A good read, I dug it.



Rating: 5 stars
Summary: Read it and Reap
Review: So many of us are caught up in an endless spiral of cell phones calls, Internet and email, driving from place to place, and chores, that we need a break. And now. Turns out the only thing stopping us (or keeping us going actually) is ourselves.

This isn't a new message of course, but somehow the author relays the message so lyrically that it sticks this time. You'll be caught in your day to day stuff then suddenly the book's message comes to you. Like a line from a song.

So what's the hurry buddy? Who's to say how we spend our time? We are, of course, and not what our 21st Century American society encourages. Buy this book and change how you live your life.

Rating: 5 stars
Summary: Learning To Live Life: Similar To The Living Life Game
Review: This book does a tremendous job of letting us know that we need to slow down and truly live life.
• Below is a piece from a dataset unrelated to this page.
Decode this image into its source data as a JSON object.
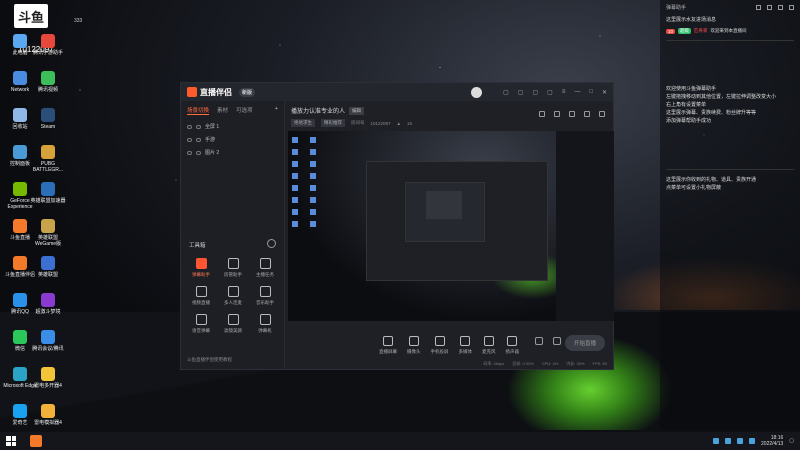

It is very similar to an inspirational gift/game that I love that I bought on Uncommongoods.com called Living Life (www.LivingLifeGame.com), which guides us through thirty heart warming activities like contacting old friends, watching the sunrise and buying a toy for a child. These activities slow us down and show us how to cherish those things in life that matter, but that we often over look in our hectic lives. Both the book and the Living Life game help us to slow down and live our lives to the fullest as we only have one beautiful life to live. I have bought this book and the Living Life Game for friends who have love it and they have bought it for many others. They are both worth the money and make others lives more beautiful!

Rating: 4 stars
Summary: simple message, profound effects
Review: Using a wide range of personal observations, the book provides an interesting way to look at the hustle-bustle of modern day life, especially in the western world. The underlying theme of the book is that western lifestyle imposes an artificial sense of urgency and productivity which forces people to adopt manners and thought processes, which the author finds to be undesirable. He makes his arguments on a number of broad issues such as food habits, city planning, sex, etc. There is certainly a "new age" flavor to some of the arguments, but it needs to be pointed out the basic philosophy touted in the book is nothing new to Eastern religions (as correctly stated by the author). Being a follower of one of those Eastern religions, I think that the author does a praiseworthy job of presenting profound philosophical paradigms in relatively down-to-earth style - beneficial to those not familiar with Eastern religions. However, there is no religious bend to the arguments and the author uses secular reasoning to make a simple premise - slow down! A good read, though don't rush it. One of those books which is tempting to be read in one sitting, but shouldn't!